Bakakalırım giden dünyanın ardından
Piyasalar bardağın dolu tarafını görmeye devam ediyor. Büyümenin canlanmasını satın alan hisse senedi yatırımcısı salgında üçüncü dalga işaretlerini, enflasyonun kıpırdanmaya başlamasını ve uzun vadeli tahvil faizlerindeki yükselişi umursamıyor.
Dünya borsaları düşük hacimle yeni zirveler yapmaya devam ediyor. Ekim ayından beri en uzun yükselişini yaşayan ABD hisselerinin Mart 2020 dip seviyelerine göre getirisi yüzde 85’i aştı. ABD’ye göre geride de kalsalar Avrupa borsaları yükselişe yeni zirvelerle katılıyor.
Ancak tüm gemileri yüzdüren bir para girişiyle karşı karşıya değiliz. ABD ile artan gerginliği ve finansal koşulların sıkılaşmasını satan Çin borsası şubat ayında gördüğü zirvenin yüzde 13 altında işlem görüyor. Japonya ve Hindistan’da vaka sayılarındaki artış ve birçok ülkede aşılamanın yavaş ilerlemesi de Asya borsalarını baskılıyor.

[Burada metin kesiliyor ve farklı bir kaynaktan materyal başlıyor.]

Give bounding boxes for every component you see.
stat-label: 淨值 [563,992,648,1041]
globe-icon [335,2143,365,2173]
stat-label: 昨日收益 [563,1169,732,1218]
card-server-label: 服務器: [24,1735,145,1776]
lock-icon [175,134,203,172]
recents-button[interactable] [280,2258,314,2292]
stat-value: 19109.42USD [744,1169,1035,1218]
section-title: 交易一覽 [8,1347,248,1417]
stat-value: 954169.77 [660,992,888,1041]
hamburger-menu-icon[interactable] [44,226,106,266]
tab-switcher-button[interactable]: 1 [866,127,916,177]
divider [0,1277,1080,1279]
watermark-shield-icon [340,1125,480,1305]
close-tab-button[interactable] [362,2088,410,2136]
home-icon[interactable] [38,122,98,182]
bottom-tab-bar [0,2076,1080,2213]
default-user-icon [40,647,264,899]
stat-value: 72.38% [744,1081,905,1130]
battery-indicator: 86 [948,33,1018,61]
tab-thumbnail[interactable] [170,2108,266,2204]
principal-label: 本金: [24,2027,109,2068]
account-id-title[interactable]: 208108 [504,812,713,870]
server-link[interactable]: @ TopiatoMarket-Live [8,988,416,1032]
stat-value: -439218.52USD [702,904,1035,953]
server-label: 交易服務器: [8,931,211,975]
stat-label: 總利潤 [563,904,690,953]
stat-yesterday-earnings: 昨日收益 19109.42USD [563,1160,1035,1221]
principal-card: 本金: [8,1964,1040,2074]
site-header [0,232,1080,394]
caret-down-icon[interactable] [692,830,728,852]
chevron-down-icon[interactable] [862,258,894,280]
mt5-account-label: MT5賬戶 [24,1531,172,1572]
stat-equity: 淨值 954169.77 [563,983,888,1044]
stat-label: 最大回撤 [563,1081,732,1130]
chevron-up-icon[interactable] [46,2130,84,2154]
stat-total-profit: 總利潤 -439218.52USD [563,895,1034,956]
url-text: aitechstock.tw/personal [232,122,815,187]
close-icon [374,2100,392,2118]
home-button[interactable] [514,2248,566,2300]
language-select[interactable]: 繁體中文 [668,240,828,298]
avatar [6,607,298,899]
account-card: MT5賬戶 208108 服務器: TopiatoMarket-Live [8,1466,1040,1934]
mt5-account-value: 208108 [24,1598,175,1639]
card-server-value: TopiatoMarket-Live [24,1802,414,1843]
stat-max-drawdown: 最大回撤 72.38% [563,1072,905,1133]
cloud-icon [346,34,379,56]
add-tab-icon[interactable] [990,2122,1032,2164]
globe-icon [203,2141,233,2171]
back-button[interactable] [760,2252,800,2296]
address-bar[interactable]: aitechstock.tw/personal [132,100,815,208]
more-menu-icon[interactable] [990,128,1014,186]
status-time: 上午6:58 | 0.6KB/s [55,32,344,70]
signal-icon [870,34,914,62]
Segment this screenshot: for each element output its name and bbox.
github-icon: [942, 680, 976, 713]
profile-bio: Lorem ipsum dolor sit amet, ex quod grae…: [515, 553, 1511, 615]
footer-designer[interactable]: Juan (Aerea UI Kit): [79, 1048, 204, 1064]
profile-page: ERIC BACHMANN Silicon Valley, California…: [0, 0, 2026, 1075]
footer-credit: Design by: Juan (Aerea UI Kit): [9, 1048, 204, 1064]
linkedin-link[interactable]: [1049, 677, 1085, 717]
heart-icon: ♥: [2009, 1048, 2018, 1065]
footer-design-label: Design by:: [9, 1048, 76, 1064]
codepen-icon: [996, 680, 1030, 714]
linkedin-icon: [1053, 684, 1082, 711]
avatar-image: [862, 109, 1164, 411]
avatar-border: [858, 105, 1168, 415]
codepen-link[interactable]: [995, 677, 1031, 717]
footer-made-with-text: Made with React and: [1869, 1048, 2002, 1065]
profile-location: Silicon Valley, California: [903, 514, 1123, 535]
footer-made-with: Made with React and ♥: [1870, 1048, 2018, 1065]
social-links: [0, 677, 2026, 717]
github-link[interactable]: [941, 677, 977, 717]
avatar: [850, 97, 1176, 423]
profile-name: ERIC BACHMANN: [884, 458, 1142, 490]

Türkiye varlıklarında dünyadan bağımsız satışlar devam ediyor. Merkez Bankası Başkanı’nın görevden alınması sonrasında alış önerdiğimiz dip seviyelerin halen üzerindeyiz. Ancak ne küresel büyümenin güçlenmesinden ne de ABD tahvillerinin gördüğü zirve seviyelerden gerilemesi ve doların gülümsemesinin yarattığı iyimser dalgadan yararlanabiliyoruz.
Merkez Bankası’nın ekonomistlerle yaptığı toplantıda verdiği sıkılaşma mesajına piyasaların verdiği pozitif tepki maalesef kalıcı olmadı. Paskalya tatilinden dönen yabancı yatırımcının satmaya devam etmesi risk iştahını bozdu.
Üçüncü dalgadan en çok etkilenenler arasında olmamamız ve Rusya’nın Ukrayna’yı tehdit etmesi nedeniyle ABD’nin iki savaş gemisini Kara Deniz’e göndereceğini açıklaması geçen hafta Borsa İstanbul’daki kayıpları artırdı. MSCI Türkiye sene başından beri yüzde 21 kayıpla en kötü performans gösteren gelişmekte olan ülke endeksi konumunda.
Türkiye varlıkları kısa vadede dünyadan negatif ayrışmaya devam edebilir. Küresel konjonktür Türkiye’yi desteklemiyor. Avrupa’ya entegre bir ekonomi olarak ABD ve Çin kaynaklı büyümeden tam olarak yararlanamıyoruz. Buna karşın yüksek emtia fiyatları, güçlü dolar ve yükselen faizlerle büyümenin faturasını ödemek zorunda kalıyoruz.
Belalı bir coğrafyada yaşıyoruz. ABD’nin can düşmanı olarak gördüğü iki ülke, Rusya ve İran ile komşuyuz ve uzun süreli ekonomik ilişkilerimiz var. Jeopolitik risklerin arttığı bir ortamda haklı ya da haksız gerekçe ile fark etmez, ilk sattıkları piyasa oluyoruz.
Lafı uzatmadan toparlayayım. Geçmiş verinin incelenmesi küresel risk iştahının bozulmasına ve jeopolitik risklerin artmasına karşı kırılgan olduğumuzu gösteriyor. 2020 yılında uygulanan genişleyici para politikası ve finansal baskılama nedeniyle yaşanan rezerv kaybı kırılganlığımızı artırmış durumda.
Karamsar değiliz. Ankara doğru ekonomi politikaları uygular ve dış politikada hata yapmazsa bu zor dönemi asgari kayıp ile aşarız. Yüksek faiz, yüksek kur, yüksek enflasyon ve yavaş büyüme ile yolumuza devam ederiz. Bakakalırız giden dünyanın ardından.